Mikrotik appears to work the worst - Call of Duty: WWII on PC does not ever generate rules for the game. So, I went to File Manager → Network → “Network Infrastructure” and I see “Mikrotik Router”. Proof UPNP is alive!

I use this tool (built in to Windows) to generate a NAT exception:

When I hit OK on that window and its parent, I receive this response:

Over in the firewall, it appears things work:

And now as I’ve been typing this message, the Mikrotik Router icon disappeared from my network. UPnP is still enabled in Winbox:

Cycling the enable status of the UPnP service brought the Mikrotik Router icon back. That would appear the UPnP service crashed and didn’t auto-restart.

The only oddity of my configuration is that my “House LAN” interface is a bridge.

Any ideas? Do I go compile LEDE for x86 and call it done?

A while ago I had enabled UPnP and it worked. But now, it is widely advised to keep UPnP disabled because it is so dangerous, so
it probably does not get as much attention anymore. Maybe some change has broken it?

UPnP is working, but the problem is that Windows reports a failure.
OP is using the method described here: http://wiki.bitcomet.com/add_port_mapping_in_nat_router#windows_vista_and_windows_7
I can confirm, the port mapping is added succesfully but Windows display the mentioned error message.
(Windows 10)

It made the rule, yes. But the UPnP daemon crashed and did not come back until I manually restarted it.

As for UPnP being insecure - anything that allows an anonymous third party to open ports on your network is a generally terrible idea - but the evil is necessary until there’s widespread IPv6 deployment or IPv6 is replaced by something that people want/can rapidly deploy…

More and more services use only outward connects to a server “in the cloud” that acts as an in-between.
This makes opening ports unnecessary.

The exact opposite trend is occurring in online gaming. Historically online games had a centralized server which was used a “meet point”. Modern games only offer finder services for P2P games.

The biggest problem is one of the most popular PC P2P games (Call of Duty, currently WW2) is programmed by Activision. They’ve never been good at writing multiplayer interfaces and this version is extra crappy. Unfortunately there are tons of reports that cheap consumer routers are handling the NAT/UPnP fine, offering “Open” NAT, even with multiple PCs/players behind a single IP. I’m fairly certain that Activision isn’t doing UPnP correctly, but its easier to work around issues in your code than get someone else to fix theirs (I’m guessing the consumer router firmware builders understand this)
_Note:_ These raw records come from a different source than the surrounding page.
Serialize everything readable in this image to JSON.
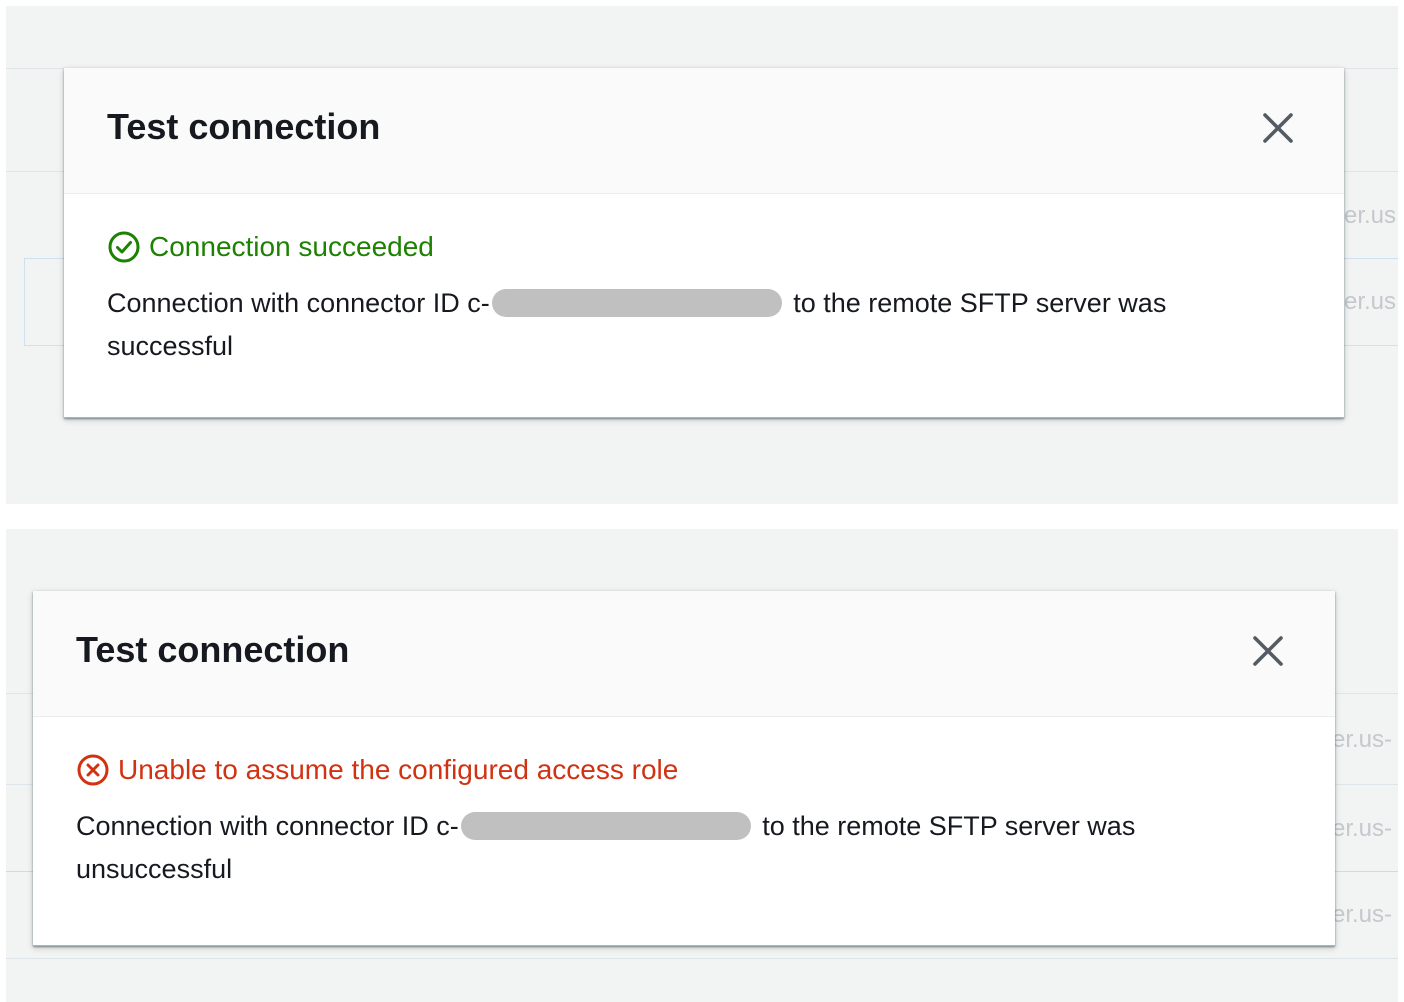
{
  "dialogs": [
    {
      "title": "Test connection",
      "status_text": "Connection succeeded",
      "status_color": "#1d8102",
      "status_icon": "check-circle-icon",
      "message_before": "Connection with connector ID c-",
      "message_after": "to the remote SFTP server was successful"
    },
    {
      "title": "Test connection",
      "status_text": "Unable to assume the configured access role",
      "status_color": "#d13212",
      "status_icon": "x-circle-icon",
      "message_before": "Connection with connector ID c-",
      "message_after": "to the remote SFTP server was unsuccessful"
    }
  ],
  "background": {
    "partial_text": [
      "er.us",
      "er.us",
      "er.us-",
      "er.us-",
      "er.us-"
    ]
  }
}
What do you get if you export your /ip upnp ?

It sounds like it is enabled and internal is configured but not external.

I just picked up a hint off another forum that it could be ESXI (CHR installation) eating the data. I enabled Forged Transmits and Promiscuous mode on both the LAN and WAN interfaces (dedicated vswitch for each) and it appears things are now functional. I’ll do more testing this afternoon and update this post with my findings.

This totally explains why it refused to work with every firewall package I tried!

http://www.upnp-hacks.org/upnp.html just explained a lot about how the protocol works. Pretty sure VMWare was eating the multicast traffic by default. The windows UPnP firewall management now works “properly” (error box still pops up, but adding/deleting rules works fine) and doesn’t cause the UPnP daemon on the CHR side to crash.